At this point they finally work out, again, that I need to be connected to the cabinet and promise to have it done soon. Time goes by and nothing happens… I phone up to find out there “aren’t any ports available” and that I’m on a waiting list to be connected. New versions of the list are published approximately every three weeks and I should call Orcon back on the 17th to find out where I’m at. No, they can’t call me… they have too many customers in this situation to provide that service.

I call back on the 17th… no, there is no list out today. Call back in two weeks.

I’m pretty angry at this point ! The next day I get home and there is an expensive looking, full colour, plastic wrapped card from the Orcon marketing team, in my letter box, inviting me to sign up my friends to their service in exchange for a free night in a hotel. I must be getting old because I’d usually just throw this away but it so incensed me that I stuffed it back in an envelope with an accompanying letter that made a few salient points;

    They should integrate their direct mail system with their support system so they don’t send this kind of garbage to customers with outstanding support tickets 3 months old.
    I couldn’t sign up any of my friends, since they all knew about my connection problems as I wasn’t participating in online activities with them.
    I may also have said something about not being able to live with myself if I had signed up a friend or family member to their cruddy service….


I felt that having been fairly patient for three or four months now, and having not had "I may also have said something about not being able to live with myself if I had signed up a friend or family member to their cruddy service."my problems solved, I was entitled to rant a little.

I quickly got a call back from the head of the Quality Assurance team on behalf of the Customer Experience team manager who was unavailable. They were very apologetic and not sure why I’d had such problems but they were desperately trying to sort them out for me. I returned to being polite and civil… after all, no point in upsetting people who are trying to help.

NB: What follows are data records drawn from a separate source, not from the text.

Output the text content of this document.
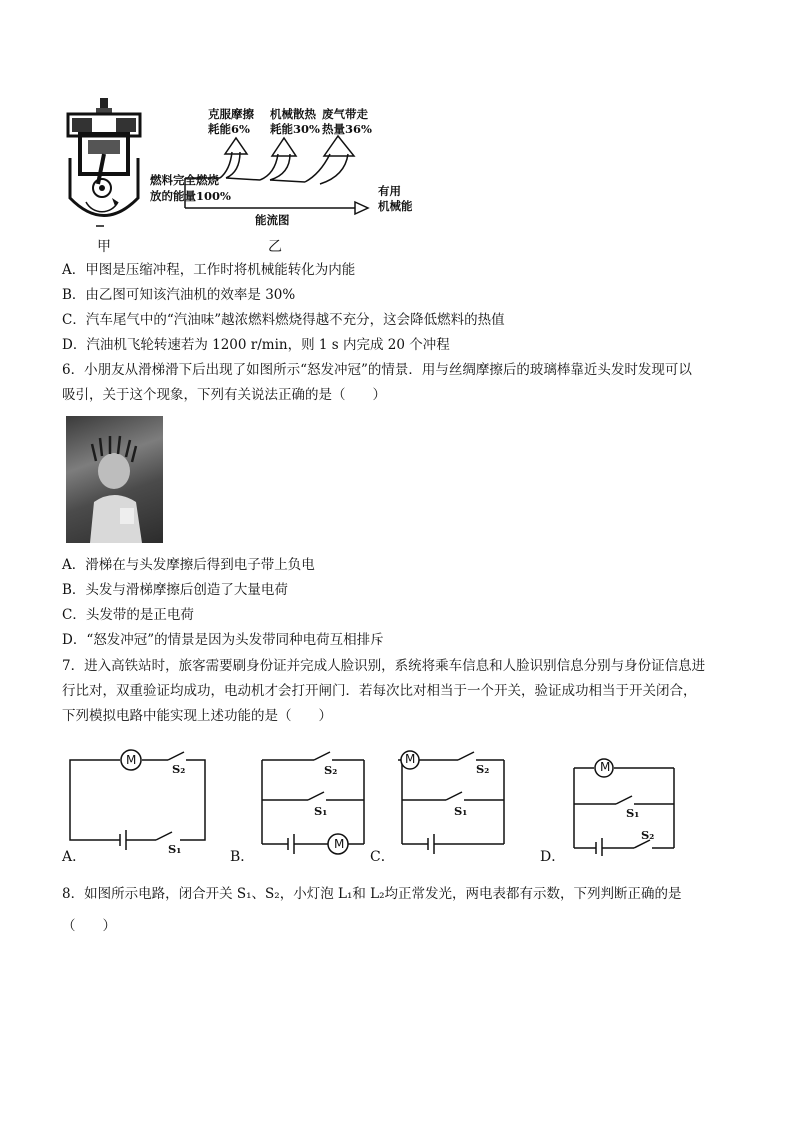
甲
克服摩擦
耗能6%
机械散热
耗能30%
废气带走
热量36%
燃料完全燃烧
放的能量100%	有用
机械能
能流图
乙
A．甲图是压缩冲程，工作时将机械能转化为内能
B．由乙图可知该汽油机的效率是 30%
C．汽车尾气中的“汽油味”越浓燃料燃烧得越不充分，这会降低燃料的热值
D．汽油机飞轮转速若为 1200 r/min，则 1 s 内完成 20 个冲程
6．小朋友从滑梯滑下后出现了如图所示“怒发冲冠”的情景．用与丝绸摩擦后的玻璃棒靠近头发时发现可以
吸引，关于这个现象，下列有关说法正确的是（　　）
A．滑梯在与头发摩擦后得到电子带上负电
B．头发与滑梯摩擦后创造了大量电荷
C．头发带的是正电荷
D．“怒发冲冠”的情景是因为头发带同种电荷互相排斥
7．进入高铁站时，旅客需要刷身份证并完成人脸识别，系统将乘车信息和人脸识别信息分别与身份证信息进
行比对，双重验证均成功，电动机才会打开闸门．若每次比对相当于一个开关，验证成功相当于开关闭合，
下列模拟电路中能实现上述功能的是（　　）
M
S₂
S₁	M
S₂
S₁
M
S₂
S₁
M
S₁
S₂
A．	B．	C．	D．
8．如图所示电路，闭合开关 S₁、S₂，小灯泡 L₁和 L₂均正常发光，两电表都有示数，下列判断正确的是
（　　）
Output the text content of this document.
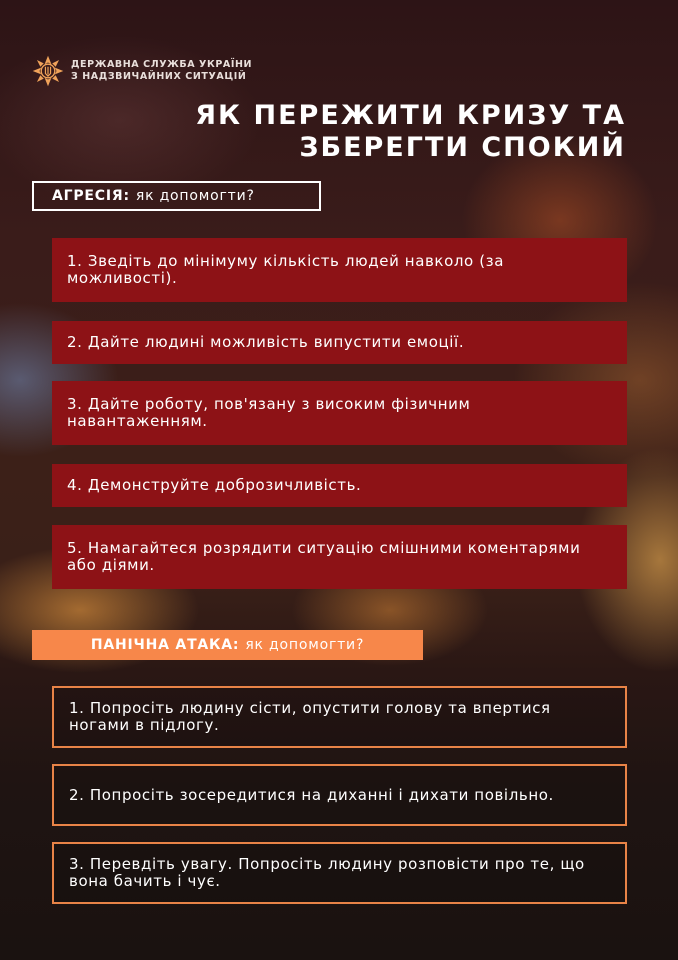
ДЕРЖАВНА СЛУЖБА УКРАЇНИ
З НАДЗВИЧАЙНИХ СИТУАЦІЙ
ЯК ПЕРЕЖИТИ КРИЗУ ТА
ЗБЕРЕГТИ СПОКИЙ
АГРЕСІЯ: як допомогти?
1. Зведіть до мінімуму кількість людей навколо (за можливості).
2. Дайте людині можливість випустити емоції.
3. Дайте роботу, пов'язану з високим фізичним навантаженням.
4. Демонструйте доброзичливість.
5. Намагайтеся розрядити ситуацію смішними коментарями або діями.
ПАНІЧНА АТАКА: як допомогти?
1. Попросіть людину сісти, опустити голову та впертися ногами в підлогу.
2. Попросіть зосередитися на диханні і дихати повільно.
3. Перевдіть увагу. Попросіть людину розповісти про те, що вона бачить і чує.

I’m told at this point that *maybe* there aren’t any ports available, or maybe Telecom’s computer just didn’t show any available and no one actually went on site to check… Orcon will contact Telecom and try to get them to check the actual hardware.

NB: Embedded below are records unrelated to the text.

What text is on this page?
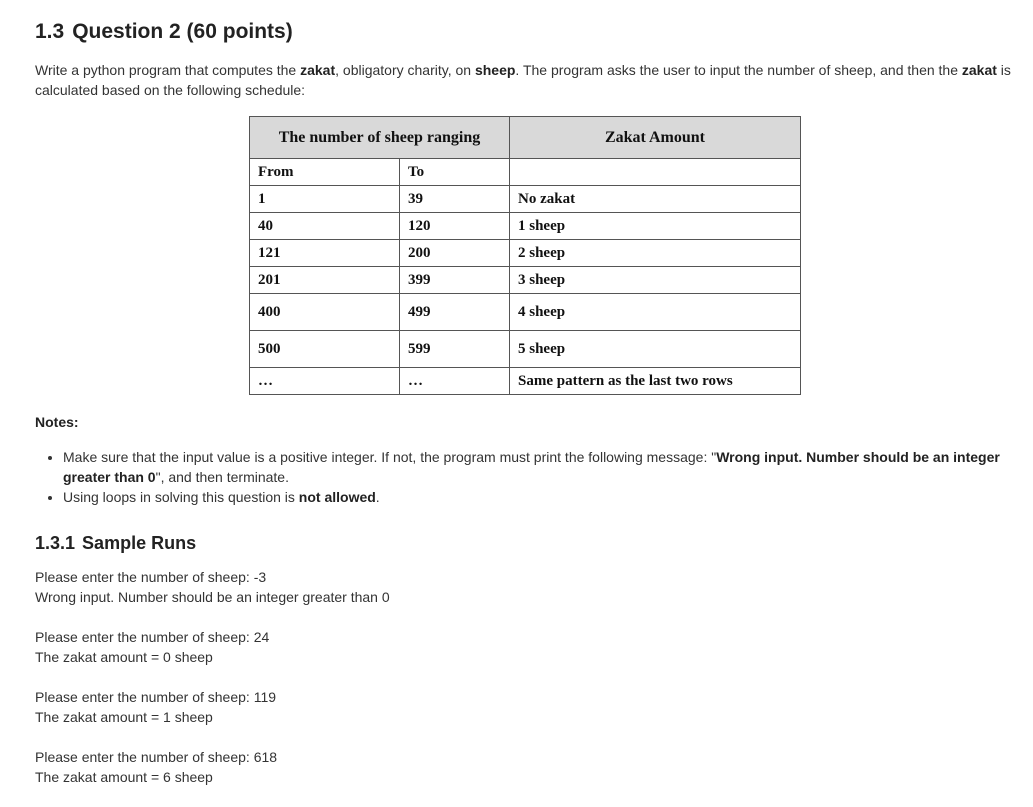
1.3 Question 2 (60 points)

Write a python program that computes the zakat, obligatory charity, on sheep. The program asks the user to input the number of sheep, and then the zakat is calculated based on the following schedule:

The number of sheep ranging		Zakat Amount
From	To	
1	39	No zakat
40	120	1 sheep
121	200	2 sheep
201	399	3 sheep
400	499	4 sheep
500	599	5 sheep
…	…	Same pattern as the last two rows

Notes:

• Make sure that the input value is a positive integer. If not, the program must print the following message: "Wrong input. Number should be an integer greater than 0", and then terminate.
• Using loops in solving this question is not allowed.
1.3.1 Sample Runs
Please enter the number of sheep: -3
Wrong input. Number should be an integer greater than 0
Please enter the number of sheep: 24
The zakat amount = 0 sheep
Please enter the number of sheep: 119
The zakat amount = 1 sheep
Please enter the number of sheep: 618
The zakat amount = 6 sheep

New problem… All the Chorus engineers are on strike ! They don’t know when they can get someone out, but they’re trying really hard to get Telecom/Chorus to do it as soon as possible.

Well after several more weeks I got an automated email saying my connection would be cabinetised on the 31st of August. The 31st comes and my internet connection dies about 3pm. I’ve been warned this process will kill my connection and my phone line for about 4 hours, so I figure that’s not a problem and I’ll just check the connection tomorrow.

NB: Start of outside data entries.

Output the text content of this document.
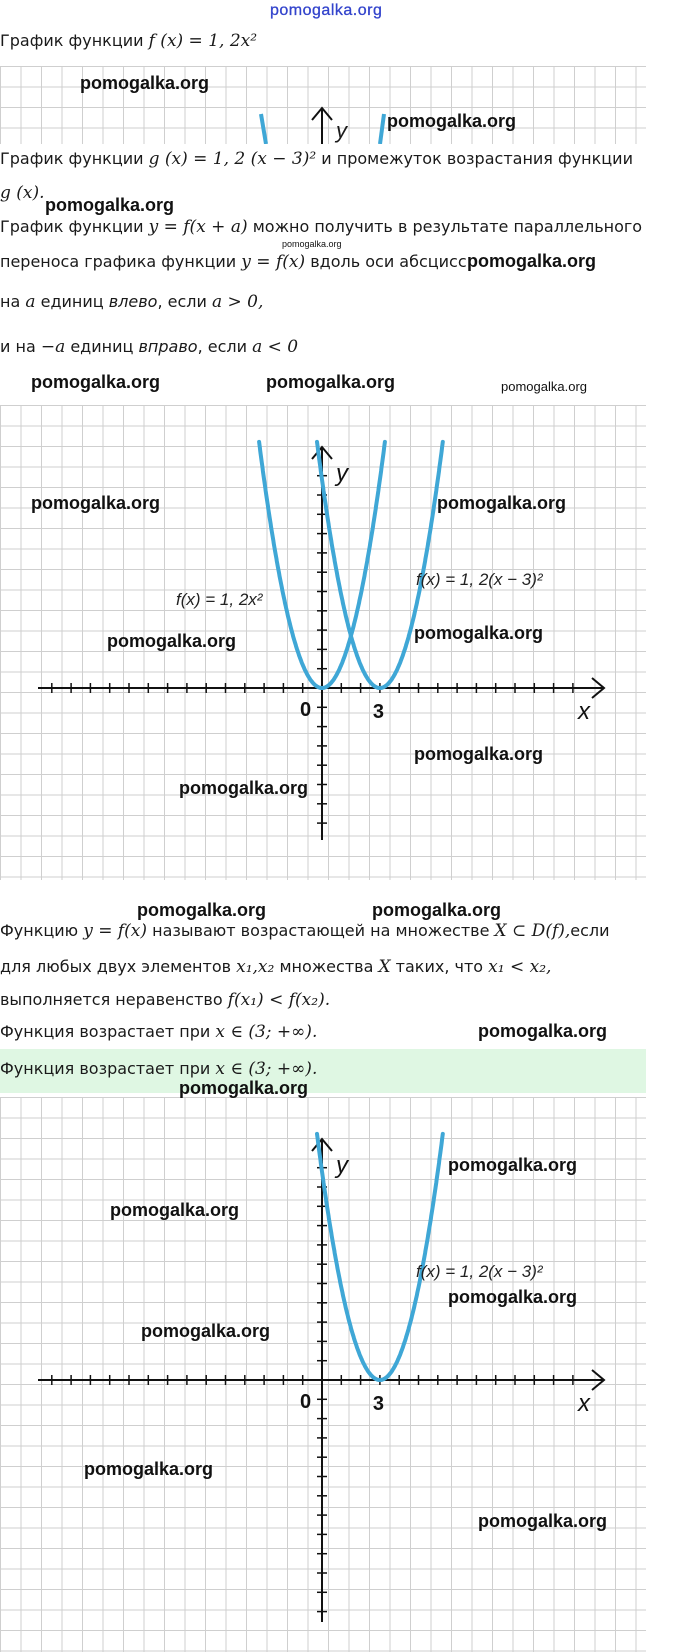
pomogalka.org
График функции f (x) = 1, 2x²
y
График функции g (x) = 1, 2 (x − 3)² и промежуток возрастания функции
g (x).
График функции y = f(x + a) можно получить в результате параллельного
переноса графика функции y = f(x) вдоль оси абсцисс
на a единиц влево, если a > 0,
и на −a единиц вправо, если a < 0
x
y
0	3
f(x) = 1, 2x²
f(x) = 1, 2(x − 3)²
Функцию y = f(x) называют возрастающей на множестве X ⊂ D(f),если
для любых двух элементов x₁,x₂ множества X таких, что x₁ < x₂,
выполняется неравенство f(x₁) < f(x₂).
Функция возрастает при x ∈ (3; +∞).
Функция возрастает при x ∈ (3; +∞).
x
y
0	3
f(x) = 1, 2(x − 3)²
pomogalka.org
pomogalka.org
pomogalka.org
pomogalka.org
pomogalka.org
pomogalka.org	pomogalka.org	pomogalka.org
pomogalka.org	pomogalka.org
pomogalka.org
pomogalka.org
pomogalka.org
pomogalka.org
pomogalka.org	pomogalka.org
pomogalka.org
pomogalka.org
pomogalka.org
pomogalka.org
pomogalka.org
pomogalka.org
pomogalka.org
pomogalka.org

I wake up on the 1st of September to find that I have NO internet connectivity at all. It’s like DSL isn’t even enabled on the line, my router makes NO attempt to connect, the DSL light is just off – it doesn’t even flash.

I phone Orcon who, after getting me to reset the modem, unplug all my phone equipment and do a series of other silly checks decide the Chorus engineer must have got something wrong and log a fault with Telecom.

I called Orcon yesterday to find out what was going on… they’re still waiting on Telecom. I still have no internet connection at home at all.

I found this morning that I had an email in my Orcon email account (accessed via web mail at work) congratulating me on joining their fantastic service and that I would now be able to experience their terrific broadband.

I guess I should be thankful my phone still works !

At least I can still blog, because I use an offline tool (Windows Live Writer) to write the entries and my bosses don’t mind me spending the 2 seconds it take to publish an entry, at work, that I’ve written previously outside of work hours.